Ciro Guarente ha ammazzato Vincenzo Ruggiero con due colpi al petto. Due colpi di pistola: questo è quanto emerge dall'autopsia sul 25enne barbaramente ucciso e fatto a pezzi dall'omicida, che lo considerava suo rivale in amore, poiché in un momento di difficoltà veniva ospitato dalla compagna, Heven Grimaldi. Dove è accaduto davvero il delitto? Nella casa di Aversa, dove Heven abitava con l'amico Vincenzo e dove Ciro aveva aspettato la vittima per due ore, nel garage degli orrori dove ha smembrato il cadavere oppure altrove? Dov'è la pistola? E dove l'ha reperita Guarente, prima di uccidere Vincenzo sparandogli i due fatali colpi al petto? E' quello che stanno ricostruendo i Carabinieri di Aversa in queste ore, guidati dal maggiore Antonio Forte e diretti dal tenente Flavio Annunziata, coordinati dalla Procura di Napoli Nord.

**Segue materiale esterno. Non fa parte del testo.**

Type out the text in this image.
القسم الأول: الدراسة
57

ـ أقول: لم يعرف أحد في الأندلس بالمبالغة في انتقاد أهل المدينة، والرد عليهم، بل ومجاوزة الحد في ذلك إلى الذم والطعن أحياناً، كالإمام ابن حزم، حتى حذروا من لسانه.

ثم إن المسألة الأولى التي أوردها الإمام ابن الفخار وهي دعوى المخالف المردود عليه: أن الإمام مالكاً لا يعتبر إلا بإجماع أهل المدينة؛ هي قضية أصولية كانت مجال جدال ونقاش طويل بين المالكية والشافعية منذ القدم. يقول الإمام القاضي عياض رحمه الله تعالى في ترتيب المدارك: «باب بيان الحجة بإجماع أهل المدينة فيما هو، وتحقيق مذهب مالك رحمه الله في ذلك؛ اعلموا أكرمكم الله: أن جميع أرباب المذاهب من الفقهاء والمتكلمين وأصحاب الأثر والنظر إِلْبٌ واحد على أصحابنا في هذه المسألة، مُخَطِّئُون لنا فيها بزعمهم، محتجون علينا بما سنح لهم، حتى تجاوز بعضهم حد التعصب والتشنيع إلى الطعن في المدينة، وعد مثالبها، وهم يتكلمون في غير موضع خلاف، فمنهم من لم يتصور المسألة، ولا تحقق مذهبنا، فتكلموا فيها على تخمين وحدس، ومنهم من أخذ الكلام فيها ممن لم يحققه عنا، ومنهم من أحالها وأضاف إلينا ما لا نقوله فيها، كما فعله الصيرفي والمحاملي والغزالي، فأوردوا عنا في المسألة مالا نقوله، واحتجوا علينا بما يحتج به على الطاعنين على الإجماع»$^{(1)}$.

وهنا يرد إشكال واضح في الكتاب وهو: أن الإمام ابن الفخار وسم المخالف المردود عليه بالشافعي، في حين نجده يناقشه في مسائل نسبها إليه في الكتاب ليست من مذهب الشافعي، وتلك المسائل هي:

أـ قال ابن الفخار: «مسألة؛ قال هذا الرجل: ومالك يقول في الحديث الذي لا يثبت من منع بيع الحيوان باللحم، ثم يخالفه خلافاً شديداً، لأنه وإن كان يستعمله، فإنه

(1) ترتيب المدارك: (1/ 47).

In attesa degli esiti dell'esame balistico e degli esami tossicologici, l'attività investigativa va avanti spedita anche senza la collaborazione dell'arrestato, che resta in silenzio davanti agli inquirenti. Gli investigatori stanno interrogando a tappeto amicizie e conoscenze – spesso condivise – di vittima e carnefice, cercando di appurare se qualcuno fosse a conoscenza del fatto che Ciro Guarente possedeva una pistola. Arma che potrebbe essere stata reperita al mercato nero, traffico gestito per lo più dalla camorra.

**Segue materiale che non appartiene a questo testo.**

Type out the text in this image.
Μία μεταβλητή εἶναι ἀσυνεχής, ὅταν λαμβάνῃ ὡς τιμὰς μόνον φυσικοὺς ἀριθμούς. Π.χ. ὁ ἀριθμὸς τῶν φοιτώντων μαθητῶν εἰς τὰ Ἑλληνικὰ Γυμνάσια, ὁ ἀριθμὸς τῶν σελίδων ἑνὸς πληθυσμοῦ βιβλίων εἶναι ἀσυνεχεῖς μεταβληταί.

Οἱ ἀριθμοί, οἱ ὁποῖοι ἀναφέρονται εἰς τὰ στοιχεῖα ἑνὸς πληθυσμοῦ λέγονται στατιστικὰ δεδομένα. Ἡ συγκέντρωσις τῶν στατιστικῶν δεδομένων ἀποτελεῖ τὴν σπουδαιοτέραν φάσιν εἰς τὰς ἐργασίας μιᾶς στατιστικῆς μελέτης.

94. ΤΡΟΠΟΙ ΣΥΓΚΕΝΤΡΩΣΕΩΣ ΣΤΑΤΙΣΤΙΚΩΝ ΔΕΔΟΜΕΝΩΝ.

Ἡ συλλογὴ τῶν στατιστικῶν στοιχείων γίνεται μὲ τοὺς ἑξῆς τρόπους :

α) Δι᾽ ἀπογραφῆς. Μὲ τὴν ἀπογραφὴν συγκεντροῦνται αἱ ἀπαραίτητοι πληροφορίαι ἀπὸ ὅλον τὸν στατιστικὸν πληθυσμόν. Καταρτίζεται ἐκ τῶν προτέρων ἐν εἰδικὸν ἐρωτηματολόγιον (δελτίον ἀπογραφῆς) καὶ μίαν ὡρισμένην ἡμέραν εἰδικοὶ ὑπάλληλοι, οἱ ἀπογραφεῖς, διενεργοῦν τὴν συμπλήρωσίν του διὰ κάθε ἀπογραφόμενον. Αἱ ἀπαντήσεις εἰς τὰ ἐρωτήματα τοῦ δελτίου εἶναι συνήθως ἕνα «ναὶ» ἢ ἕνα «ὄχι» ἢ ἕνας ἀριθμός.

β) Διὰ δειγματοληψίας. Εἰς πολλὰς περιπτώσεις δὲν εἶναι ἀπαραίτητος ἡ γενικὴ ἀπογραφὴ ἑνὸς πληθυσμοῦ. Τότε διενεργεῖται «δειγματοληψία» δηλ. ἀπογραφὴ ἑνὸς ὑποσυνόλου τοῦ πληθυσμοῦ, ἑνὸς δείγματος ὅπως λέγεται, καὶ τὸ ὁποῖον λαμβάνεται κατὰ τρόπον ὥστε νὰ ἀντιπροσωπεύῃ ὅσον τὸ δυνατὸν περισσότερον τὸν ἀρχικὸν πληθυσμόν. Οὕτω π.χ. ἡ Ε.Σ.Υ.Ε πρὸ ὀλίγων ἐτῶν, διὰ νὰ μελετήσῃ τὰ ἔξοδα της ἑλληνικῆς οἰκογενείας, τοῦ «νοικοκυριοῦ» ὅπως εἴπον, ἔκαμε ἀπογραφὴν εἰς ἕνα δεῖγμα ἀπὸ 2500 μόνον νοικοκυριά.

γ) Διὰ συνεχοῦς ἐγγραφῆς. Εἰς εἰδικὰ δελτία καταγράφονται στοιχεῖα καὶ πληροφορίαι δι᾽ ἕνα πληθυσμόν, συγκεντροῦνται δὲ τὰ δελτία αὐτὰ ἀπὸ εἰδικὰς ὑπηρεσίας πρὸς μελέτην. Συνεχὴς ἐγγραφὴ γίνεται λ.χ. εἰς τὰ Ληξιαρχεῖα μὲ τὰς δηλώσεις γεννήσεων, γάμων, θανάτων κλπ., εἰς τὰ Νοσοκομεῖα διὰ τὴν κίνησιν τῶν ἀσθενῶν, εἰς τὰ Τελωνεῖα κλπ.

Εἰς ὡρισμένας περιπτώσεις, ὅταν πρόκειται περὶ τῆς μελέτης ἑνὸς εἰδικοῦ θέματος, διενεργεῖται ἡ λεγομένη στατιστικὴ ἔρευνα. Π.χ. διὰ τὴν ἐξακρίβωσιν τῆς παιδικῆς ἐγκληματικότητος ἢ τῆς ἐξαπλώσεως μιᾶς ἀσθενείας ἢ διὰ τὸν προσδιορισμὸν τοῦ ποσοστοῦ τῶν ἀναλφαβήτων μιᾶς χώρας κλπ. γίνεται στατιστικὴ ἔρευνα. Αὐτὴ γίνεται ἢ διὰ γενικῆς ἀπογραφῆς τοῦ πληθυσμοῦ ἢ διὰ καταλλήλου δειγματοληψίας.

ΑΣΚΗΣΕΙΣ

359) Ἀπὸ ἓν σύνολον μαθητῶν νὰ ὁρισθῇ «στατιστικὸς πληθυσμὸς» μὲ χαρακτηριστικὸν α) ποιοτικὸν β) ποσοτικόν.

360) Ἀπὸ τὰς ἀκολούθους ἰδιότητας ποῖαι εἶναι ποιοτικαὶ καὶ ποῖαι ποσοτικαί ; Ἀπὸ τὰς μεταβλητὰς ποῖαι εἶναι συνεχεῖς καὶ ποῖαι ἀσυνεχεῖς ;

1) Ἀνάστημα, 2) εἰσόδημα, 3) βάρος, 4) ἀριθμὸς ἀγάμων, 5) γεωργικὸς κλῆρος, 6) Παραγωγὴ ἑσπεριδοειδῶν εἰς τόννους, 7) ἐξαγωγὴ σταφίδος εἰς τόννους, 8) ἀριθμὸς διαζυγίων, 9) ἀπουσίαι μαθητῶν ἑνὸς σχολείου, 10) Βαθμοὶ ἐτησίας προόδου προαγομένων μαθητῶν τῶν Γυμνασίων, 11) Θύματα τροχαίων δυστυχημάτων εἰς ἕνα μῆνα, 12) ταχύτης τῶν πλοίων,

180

Domani ci sarà la nomina del consulente balistico della Procura per appurare la traiettoria e la dinamica del delitto ma anche la provenienza dell'arma. Le armi di contrabbando, business curato integralmente dalla criminalità organizzata, vengono spesso utilizzate per altri delitti o reati e potrebbe essere questo il caso. Nei prossimi giorni, intanto, l'antropologo forense cercherà altri resti della povera vittima nel garage di Ponticelli dove Guarente ha fatto a pezzi, sciolto nell'acido e occultato il cadavere. La testa di Vincenzo non è stata ancora ritrovata.

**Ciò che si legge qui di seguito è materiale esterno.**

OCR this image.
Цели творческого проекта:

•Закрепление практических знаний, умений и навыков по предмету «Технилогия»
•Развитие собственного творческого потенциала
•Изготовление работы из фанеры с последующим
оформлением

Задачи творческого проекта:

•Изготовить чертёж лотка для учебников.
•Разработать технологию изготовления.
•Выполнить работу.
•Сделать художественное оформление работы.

Ma mancano tanti tasselli in questa storia orribile, che ha assunto ormai i connotati di un horror. Azioni indicibili sulla vittima, misteri sugli spostamenti dell'omicida, continui depistaggi fino all'emergere della verità con una mezza confessione, grazie anche alla deposizione di una testimone chiave, Heven Grimaldi. Intanto, nelle indagini difensive condotte dall'avvocato Luca Cerchia e dalla criminologa Alessandra Sansone, che assistono la famiglia della vittima, "sta emergendo in maniera chiara e inquietante il profilo psicologico di Ciro Guarente – spiega la criminologa Sansone – E stiamo ricostruendo i tasselli dell'intricata dinamica delittuosa". Ma per la difesa della famiglia ne mancano ancora altri, "che una testimone importante come Heven Grimaldi potrebbe aiutare a ricostruire".